At Bklyn Designs: A Purple Heart
Hurrah for Brooklyn! Hurrah for the future! Hurrah for the re-used, the re-claimed, the re-purposed! Help, I feel Walt Whitman welling up within. Best to change course before I wax sentimental. Whoops, too late.
Solid Walnute Purple Heart Dining Table. Designed by Eric Manigian.
To Brooklyn, “The great city is that which has the greatest man or woman: if it be a few ragged huts, it is still the greatest city in the whole world.” To Brooklyn’s designers, iconoclasts all: “He most honors my style who learns under it to destroy the teacher.” And to the human race in want of inspiration, “after you have exhausted what there is in business, politics, conviviality, and so on-have found that none of these finally satisfy, or permanently wear-what remains? Nature remains.”
As I explore the offerings at Brooklyn Designs, I’m quite impressed by the uniform insistence on creating without destroying, on finding innovation within constraint, on improving upon and exceeding what has gone before (Whitman-fellow Brooklynite-would be aflush with pride). How’s this for a metaphor of what I grasp at herewith: Eric Manigian’s Solid Walnut Purple Heart Dining Table, constructed from reclaimed wood. Manigian makes hand-crafted pieces from solid wood with old world techniques. We’re talking hammer and chisel; mortise, tenon, and mitre; dovetail and dado. All the work is custom in the sense that Manigian only uses found wood-”hand-selected from small millers who receive fallen, diseased, or discarded trees.” Thus, each workpiece conveys an individualism that influences Manigian’s vision, an interplay that he likens to “an improvisational process, balancing design, craftsmanship and wood’s natural qualities. The dialogue between these elements results in furniture that is spare but which quietly reveals a richness of detail.”
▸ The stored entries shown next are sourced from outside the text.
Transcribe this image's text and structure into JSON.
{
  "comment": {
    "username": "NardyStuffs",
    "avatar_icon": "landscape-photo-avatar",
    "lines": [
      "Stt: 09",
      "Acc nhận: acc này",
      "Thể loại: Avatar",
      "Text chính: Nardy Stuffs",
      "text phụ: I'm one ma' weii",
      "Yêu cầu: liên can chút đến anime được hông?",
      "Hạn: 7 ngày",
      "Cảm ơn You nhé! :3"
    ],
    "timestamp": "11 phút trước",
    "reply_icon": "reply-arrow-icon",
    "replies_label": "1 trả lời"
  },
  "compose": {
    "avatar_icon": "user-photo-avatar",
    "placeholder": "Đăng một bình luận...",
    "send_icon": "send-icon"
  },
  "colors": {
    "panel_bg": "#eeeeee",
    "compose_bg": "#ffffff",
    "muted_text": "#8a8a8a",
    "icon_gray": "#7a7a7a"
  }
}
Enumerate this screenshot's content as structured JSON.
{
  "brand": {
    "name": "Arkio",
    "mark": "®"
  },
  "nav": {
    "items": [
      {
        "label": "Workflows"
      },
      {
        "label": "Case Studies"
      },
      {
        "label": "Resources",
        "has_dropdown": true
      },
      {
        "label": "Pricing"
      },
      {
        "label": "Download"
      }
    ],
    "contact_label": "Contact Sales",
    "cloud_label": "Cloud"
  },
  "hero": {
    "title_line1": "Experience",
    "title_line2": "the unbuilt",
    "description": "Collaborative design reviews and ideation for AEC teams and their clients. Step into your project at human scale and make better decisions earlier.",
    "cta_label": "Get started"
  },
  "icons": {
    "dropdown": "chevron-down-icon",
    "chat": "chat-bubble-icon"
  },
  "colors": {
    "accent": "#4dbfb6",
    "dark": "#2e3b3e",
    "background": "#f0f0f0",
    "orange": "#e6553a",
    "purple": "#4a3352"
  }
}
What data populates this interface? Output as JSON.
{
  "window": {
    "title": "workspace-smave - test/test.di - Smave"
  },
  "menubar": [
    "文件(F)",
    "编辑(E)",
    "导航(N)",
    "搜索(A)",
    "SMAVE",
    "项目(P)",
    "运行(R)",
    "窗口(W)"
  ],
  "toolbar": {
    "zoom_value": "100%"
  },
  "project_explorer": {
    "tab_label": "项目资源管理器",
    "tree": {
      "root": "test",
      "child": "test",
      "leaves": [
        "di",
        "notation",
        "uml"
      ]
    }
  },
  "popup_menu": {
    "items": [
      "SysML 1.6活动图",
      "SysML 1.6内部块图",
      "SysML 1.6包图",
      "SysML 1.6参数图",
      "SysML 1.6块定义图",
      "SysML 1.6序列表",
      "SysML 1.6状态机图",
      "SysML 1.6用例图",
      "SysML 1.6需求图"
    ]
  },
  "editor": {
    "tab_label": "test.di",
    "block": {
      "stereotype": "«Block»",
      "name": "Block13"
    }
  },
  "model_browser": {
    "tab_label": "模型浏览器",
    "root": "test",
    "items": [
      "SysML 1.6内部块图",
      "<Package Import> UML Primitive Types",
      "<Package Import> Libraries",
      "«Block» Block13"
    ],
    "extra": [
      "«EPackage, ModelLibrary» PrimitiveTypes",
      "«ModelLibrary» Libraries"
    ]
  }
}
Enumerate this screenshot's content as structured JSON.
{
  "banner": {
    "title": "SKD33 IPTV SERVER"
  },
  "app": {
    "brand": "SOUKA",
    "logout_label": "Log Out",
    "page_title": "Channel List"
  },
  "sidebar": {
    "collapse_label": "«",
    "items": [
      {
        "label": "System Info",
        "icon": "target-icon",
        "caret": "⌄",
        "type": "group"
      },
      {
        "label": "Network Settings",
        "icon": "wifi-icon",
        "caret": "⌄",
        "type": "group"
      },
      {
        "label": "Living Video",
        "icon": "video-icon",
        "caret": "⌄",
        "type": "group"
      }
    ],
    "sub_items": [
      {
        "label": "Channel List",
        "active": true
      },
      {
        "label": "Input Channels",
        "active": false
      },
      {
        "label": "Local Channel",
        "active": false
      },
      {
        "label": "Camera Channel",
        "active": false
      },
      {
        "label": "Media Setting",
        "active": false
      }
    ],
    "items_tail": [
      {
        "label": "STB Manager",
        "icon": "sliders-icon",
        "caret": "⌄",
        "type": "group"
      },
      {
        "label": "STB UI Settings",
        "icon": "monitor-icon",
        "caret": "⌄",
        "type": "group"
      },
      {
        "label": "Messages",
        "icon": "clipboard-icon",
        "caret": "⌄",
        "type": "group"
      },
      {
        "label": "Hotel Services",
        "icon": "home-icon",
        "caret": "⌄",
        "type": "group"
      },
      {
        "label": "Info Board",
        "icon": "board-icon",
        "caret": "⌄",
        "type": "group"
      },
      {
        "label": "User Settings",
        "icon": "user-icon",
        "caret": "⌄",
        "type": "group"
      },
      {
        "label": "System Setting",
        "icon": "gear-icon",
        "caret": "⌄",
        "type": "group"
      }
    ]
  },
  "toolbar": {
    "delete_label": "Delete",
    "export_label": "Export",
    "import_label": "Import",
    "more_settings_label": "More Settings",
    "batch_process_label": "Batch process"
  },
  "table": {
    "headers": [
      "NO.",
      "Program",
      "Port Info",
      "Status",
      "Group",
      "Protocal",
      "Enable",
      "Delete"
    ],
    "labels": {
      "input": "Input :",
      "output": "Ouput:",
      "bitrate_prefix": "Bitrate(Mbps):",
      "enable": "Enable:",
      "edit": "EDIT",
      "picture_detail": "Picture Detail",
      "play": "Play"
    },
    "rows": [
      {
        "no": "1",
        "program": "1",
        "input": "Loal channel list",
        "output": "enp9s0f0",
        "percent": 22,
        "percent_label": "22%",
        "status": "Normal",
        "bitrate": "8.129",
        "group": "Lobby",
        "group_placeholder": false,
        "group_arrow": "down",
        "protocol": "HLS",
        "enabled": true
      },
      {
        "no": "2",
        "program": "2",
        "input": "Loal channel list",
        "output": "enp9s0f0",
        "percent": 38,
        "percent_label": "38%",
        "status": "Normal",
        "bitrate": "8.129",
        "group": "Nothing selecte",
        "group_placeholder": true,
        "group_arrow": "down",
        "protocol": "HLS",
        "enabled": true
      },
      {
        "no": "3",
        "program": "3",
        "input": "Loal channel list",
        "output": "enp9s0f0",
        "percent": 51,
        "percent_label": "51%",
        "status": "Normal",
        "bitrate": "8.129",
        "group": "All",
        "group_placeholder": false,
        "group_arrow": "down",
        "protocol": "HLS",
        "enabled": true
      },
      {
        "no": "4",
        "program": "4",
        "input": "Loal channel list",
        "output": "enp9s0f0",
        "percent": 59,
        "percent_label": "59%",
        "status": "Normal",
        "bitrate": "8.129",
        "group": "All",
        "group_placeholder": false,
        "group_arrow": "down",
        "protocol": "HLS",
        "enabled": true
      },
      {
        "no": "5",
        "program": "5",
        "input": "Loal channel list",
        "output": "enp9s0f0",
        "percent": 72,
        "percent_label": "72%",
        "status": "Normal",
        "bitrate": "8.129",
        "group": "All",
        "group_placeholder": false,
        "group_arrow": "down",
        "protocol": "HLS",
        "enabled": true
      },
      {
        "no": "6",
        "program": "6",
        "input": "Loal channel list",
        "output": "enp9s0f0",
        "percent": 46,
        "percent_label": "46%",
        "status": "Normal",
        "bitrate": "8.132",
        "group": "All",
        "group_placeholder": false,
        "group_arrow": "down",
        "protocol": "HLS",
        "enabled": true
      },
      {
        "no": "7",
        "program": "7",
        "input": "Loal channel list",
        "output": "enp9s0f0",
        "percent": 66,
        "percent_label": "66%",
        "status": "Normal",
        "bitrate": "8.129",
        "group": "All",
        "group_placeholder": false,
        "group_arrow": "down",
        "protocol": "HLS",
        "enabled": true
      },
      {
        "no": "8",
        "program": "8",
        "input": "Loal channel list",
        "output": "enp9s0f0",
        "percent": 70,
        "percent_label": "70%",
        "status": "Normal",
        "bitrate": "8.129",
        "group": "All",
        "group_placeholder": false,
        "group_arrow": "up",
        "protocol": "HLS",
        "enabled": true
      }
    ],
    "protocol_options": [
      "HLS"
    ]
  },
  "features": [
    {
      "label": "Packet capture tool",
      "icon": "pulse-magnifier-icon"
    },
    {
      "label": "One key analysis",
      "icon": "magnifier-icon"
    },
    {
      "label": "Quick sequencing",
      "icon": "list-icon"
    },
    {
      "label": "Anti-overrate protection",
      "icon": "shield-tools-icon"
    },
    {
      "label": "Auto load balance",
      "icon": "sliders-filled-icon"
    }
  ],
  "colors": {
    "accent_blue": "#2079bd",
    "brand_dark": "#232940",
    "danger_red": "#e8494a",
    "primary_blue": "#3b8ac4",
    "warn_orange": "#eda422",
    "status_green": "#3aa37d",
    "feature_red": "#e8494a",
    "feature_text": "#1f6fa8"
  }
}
While most of his furniture is minimalist, with clean lines and sharp angles, each piece has an essential quality that sets it apart. The Purple Heart table illustrates: a simple slab atop subtly in-sloped twin supports, the construction is understated yet evocative. The cross pieces that provide the under-structure for the slab hearken back to Japanese Timber Frame techniques, while the integration of the wood’s striking hue (more of a technicolor magenta, actually) with the sedate tones of dark walnut counterpoise the old to the new. While conventionally beautiful, the table’s palette recalls colorization-that over-extension (some might argue misuse) of technology that tried to re-make the past, that allowed us to see Gone With the Wind or It’s a Wonderful Life as they were never meant to be seen. Though a commercial failure, colorization created something beautiful-albeit surreal and bizarre-by its attempt to co-opt what had gone before. I’d argue that Manigian has done something similar here (absent the surrealism). His Purple Heart Dining Table re-visits the past to create the future, showing a certain respect for nature while simultaneously re-envisioning its inert materiality, and, in the process, paying homage to both.